Experiencia en Irak. Un viaje en moto a Mesopotamia
Recorro el mundo en moto siguiendo la Ruta de los Exploradores Olvidados. Intento encontrar el rastro de españoles poco conocidos que hayan pateado este inmenso planeta por afán de descubrimiento. A veces seguirles la pista no es del todo fácil, pero eso también supone vivir en primera persona una gran experiencia exploratoria. Aquí va el relato de mi viaje a Irak buscando las huellas de un español sobresaliente del siglo XIX, Adolfo Rivadeneyra. Si el Museo Arqueológico Nacional de Madrid tiene piezas mesopotámicas, como unas tablillas en perfecto estado, fue porque ese viajero incansable se las trajo en los bolsillos.

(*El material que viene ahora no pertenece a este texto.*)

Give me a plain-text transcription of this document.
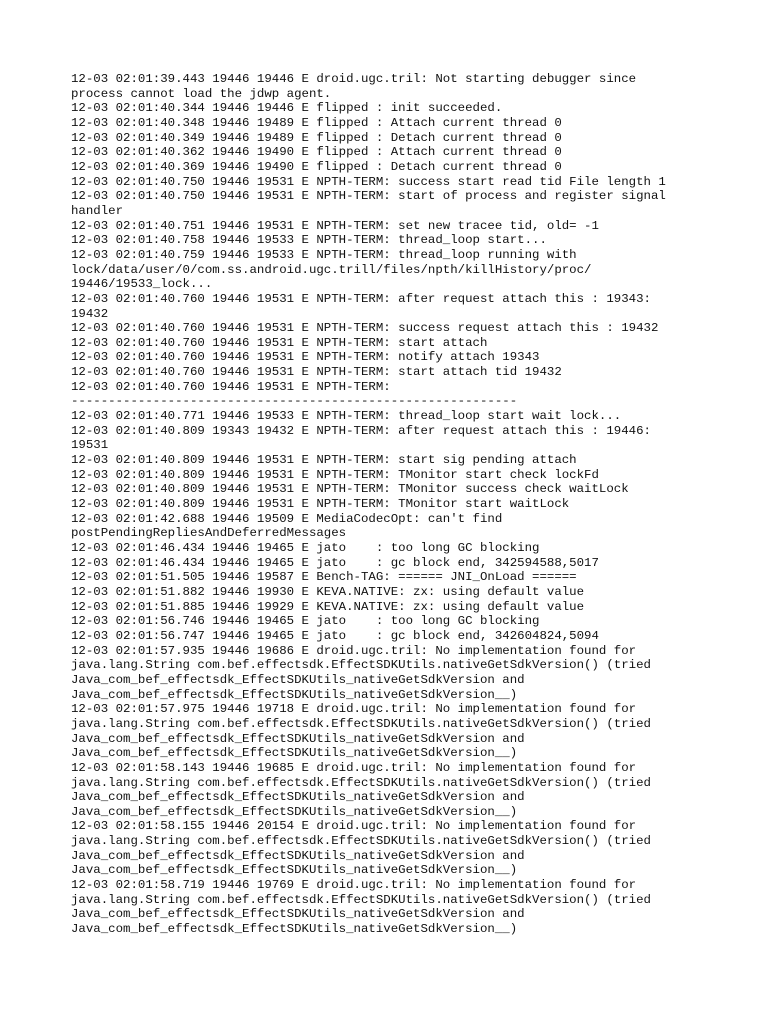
12-03 02:01:39.443 19446 19446 E droid.ugc.tril: Not starting debugger since
process cannot load the jdwp agent.
12-03 02:01:40.344 19446 19446 E flipped : init succeeded.
12-03 02:01:40.348 19446 19489 E flipped : Attach current thread 0
12-03 02:01:40.349 19446 19489 E flipped : Detach current thread 0
12-03 02:01:40.362 19446 19490 E flipped : Attach current thread 0
12-03 02:01:40.369 19446 19490 E flipped : Detach current thread 0
12-03 02:01:40.750 19446 19531 E NPTH-TERM: success start read tid File length 1
12-03 02:01:40.750 19446 19531 E NPTH-TERM: start of process and register signal
handler
12-03 02:01:40.751 19446 19531 E NPTH-TERM: set new tracee tid, old= -1
12-03 02:01:40.758 19446 19533 E NPTH-TERM: thread_loop start...
12-03 02:01:40.759 19446 19533 E NPTH-TERM: thread_loop running with
lock/data/user/0/com.ss.android.ugc.trill/files/npth/killHistory/proc/
19446/19533_lock...
12-03 02:01:40.760 19446 19531 E NPTH-TERM: after request attach this : 19343:
19432
12-03 02:01:40.760 19446 19531 E NPTH-TERM: success request attach this : 19432
12-03 02:01:40.760 19446 19531 E NPTH-TERM: start attach
12-03 02:01:40.760 19446 19531 E NPTH-TERM: notify attach 19343
12-03 02:01:40.760 19446 19531 E NPTH-TERM: start attach tid 19432
12-03 02:01:40.760 19446 19531 E NPTH-TERM:
------------------------------------------------------------
12-03 02:01:40.771 19446 19533 E NPTH-TERM: thread_loop start wait lock...
12-03 02:01:40.809 19343 19432 E NPTH-TERM: after request attach this : 19446:
19531
12-03 02:01:40.809 19446 19531 E NPTH-TERM: start sig pending attach
12-03 02:01:40.809 19446 19531 E NPTH-TERM: TMonitor start check lockFd
12-03 02:01:40.809 19446 19531 E NPTH-TERM: TMonitor success check waitLock
12-03 02:01:40.809 19446 19531 E NPTH-TERM: TMonitor start waitLock
12-03 02:01:42.688 19446 19509 E MediaCodecOpt: can't find
postPendingRepliesAndDeferredMessages
12-03 02:01:46.434 19446 19465 E jato    : too long GC blocking
12-03 02:01:46.434 19446 19465 E jato    : gc block end, 342594588,5017
12-03 02:01:51.505 19446 19587 E Bench-TAG: ====== JNI_OnLoad ======
12-03 02:01:51.882 19446 19930 E KEVA.NATIVE: zx: using default value
12-03 02:01:51.885 19446 19929 E KEVA.NATIVE: zx: using default value
12-03 02:01:56.746 19446 19465 E jato    : too long GC blocking
12-03 02:01:56.747 19446 19465 E jato    : gc block end, 342604824,5094
12-03 02:01:57.935 19446 19686 E droid.ugc.tril: No implementation found for
java.lang.String com.bef.effectsdk.EffectSDKUtils.nativeGetSdkVersion() (tried
Java_com_bef_effectsdk_EffectSDKUtils_nativeGetSdkVersion and
Java_com_bef_effectsdk_EffectSDKUtils_nativeGetSdkVersion__)
12-03 02:01:57.975 19446 19718 E droid.ugc.tril: No implementation found for
java.lang.String com.bef.effectsdk.EffectSDKUtils.nativeGetSdkVersion() (tried
Java_com_bef_effectsdk_EffectSDKUtils_nativeGetSdkVersion and
Java_com_bef_effectsdk_EffectSDKUtils_nativeGetSdkVersion__)
12-03 02:01:58.143 19446 19685 E droid.ugc.tril: No implementation found for
java.lang.String com.bef.effectsdk.EffectSDKUtils.nativeGetSdkVersion() (tried
Java_com_bef_effectsdk_EffectSDKUtils_nativeGetSdkVersion and
Java_com_bef_effectsdk_EffectSDKUtils_nativeGetSdkVersion__)
12-03 02:01:58.155 19446 20154 E droid.ugc.tril: No implementation found for
java.lang.String com.bef.effectsdk.EffectSDKUtils.nativeGetSdkVersion() (tried
Java_com_bef_effectsdk_EffectSDKUtils_nativeGetSdkVersion and
Java_com_bef_effectsdk_EffectSDKUtils_nativeGetSdkVersion__)
12-03 02:01:58.719 19446 19769 E droid.ugc.tril: No implementation found for
java.lang.String com.bef.effectsdk.EffectSDKUtils.nativeGetSdkVersion() (tried
Java_com_bef_effectsdk_EffectSDKUtils_nativeGetSdkVersion and
Java_com_bef_effectsdk_EffectSDKUtils_nativeGetSdkVersion__)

Miquel Silvestre es escritor, viajero y gran bebedor de cerveza. Ha recorrido en motocicleta más de 85 países tras las huellas de los exploradores españoles menos conocidos para tratar de rescatar el recuerdo de una épica de quijotes, santos y locos. Además de numerosas obras de ficción ha publicado dos libros de viajes: Un millón de piedras con 15.000 kilómetros africanos en su interior y Europa Low Cost, o como recorrer el viejo continente en moto sin pedir vacaciones ni arruinarse. Puedes seguir sus tropezones por el mundo en Un Millón de Piedras y en Twitter en @MiquelSilvestre.
La antigua Mesopotamia es un destino de lo más interesante. Pero hoy no vivimos en los tiempos de Rivadeneyra, sino en los del Irak post Saddam y el terrorismo indiscriminado… ¿sería posible y seguro llegar hasta allí en moto? Dicen que el Kurdistán está estabilizado, que el gobierno mantiene la seguridad, que las cosas han mejorado mucho desde los últimos atentados en Erbil en los años 2004 y 2007. Sin embargo, a pesar de tan triunfalista propaganda, lo cierto es que la región vive un precario equilibrio. Turcos, sirios e iraníes no ven con buenos ojos el nacimiento de una entidad política kurda independiente. Y no digamos los terroristas suníes, deseosos de dinamitar toda normalización del país.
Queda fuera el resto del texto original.